Arianto Wibowo, Measurement Incorporated (Item-Specific Model)
Andrew Lan, UMass-Amherst (Item-Specific Model)
Susan Lottridge, Cambium Assessment (Item-Specific Model)
Torsten Zesch, University of Duisburg-Essen (Generic Model)
Fabian Zehner, DIPF | Leibniz Institute for Research and Information in Education, Centre for Technology-Based Assessment (Item-Specific Model)
Scott Crossley, Georgia State University (Item-Specific Model)
Prathic Sundararajan, Georgia Institute of Technology and Suraj Rajendran, Weill Cornell Medical College (Item-Specific Model)
Susan Lottridge, Cambium Assessment (Generic Model)
Additional details on the challenge are available at https://www.challenge.gov/?challenge=naep-automated-scoring-challenge
The Institute of Education Sciences (IES) is the independent and nonpartisan statistics, research, and evaluation arm of the U.S. Department of Education. Their mission is to provide scientific evidence on which to ground education practice and policy and to share this information in formats that are useful and accessible to educators, parents, policymakers, researchers, and the public. Learn more at ies.ed.gov/.
The National Center for Education Statistics, a principal agency of the U.S. Federal Statistical System, is the statistical center of the U.S. Department of Education and the primary federal entity for collecting and analyzing data related to education in the U.S. and other nations. NCES fulfills a congressional mandate to collect, collate, and report complete statistics on the condition of American education; conduct and publish reports; and review and report on education activities internationally.

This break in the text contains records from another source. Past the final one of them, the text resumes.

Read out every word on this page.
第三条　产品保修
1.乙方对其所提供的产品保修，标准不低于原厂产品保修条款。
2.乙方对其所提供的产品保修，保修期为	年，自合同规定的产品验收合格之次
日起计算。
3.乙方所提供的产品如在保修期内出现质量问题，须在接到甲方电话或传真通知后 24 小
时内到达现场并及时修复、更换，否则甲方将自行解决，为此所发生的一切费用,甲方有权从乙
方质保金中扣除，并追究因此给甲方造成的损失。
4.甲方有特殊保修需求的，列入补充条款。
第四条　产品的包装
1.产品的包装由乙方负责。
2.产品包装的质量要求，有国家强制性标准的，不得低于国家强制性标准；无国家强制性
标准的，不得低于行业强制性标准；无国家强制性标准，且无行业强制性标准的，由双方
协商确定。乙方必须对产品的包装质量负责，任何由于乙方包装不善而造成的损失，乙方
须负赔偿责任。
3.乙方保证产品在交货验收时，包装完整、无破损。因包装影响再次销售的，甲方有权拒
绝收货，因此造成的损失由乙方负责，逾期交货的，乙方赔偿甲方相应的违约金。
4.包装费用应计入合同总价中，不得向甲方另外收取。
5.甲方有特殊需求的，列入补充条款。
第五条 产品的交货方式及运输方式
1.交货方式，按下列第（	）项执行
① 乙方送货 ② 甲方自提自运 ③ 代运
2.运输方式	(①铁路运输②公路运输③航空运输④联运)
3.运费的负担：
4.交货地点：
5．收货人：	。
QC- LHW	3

The National Assessment of Educational Progress (NAEP) is a congressionally authorized project sponsored by the U.S. Department of Education. The National Center for Education Statistics, within the Institute of Education Sciences, administers NAEP. The commissioner of the National Center for Education Statistics is responsible by law for carrying out the NAEP project. Policy for the NAEP program is set by the National Assessment Governing Board (NAGB), an independent, bipartisan board whose members include governors, state legislators, local and state school officials, educators, business representatives, and members of the general public.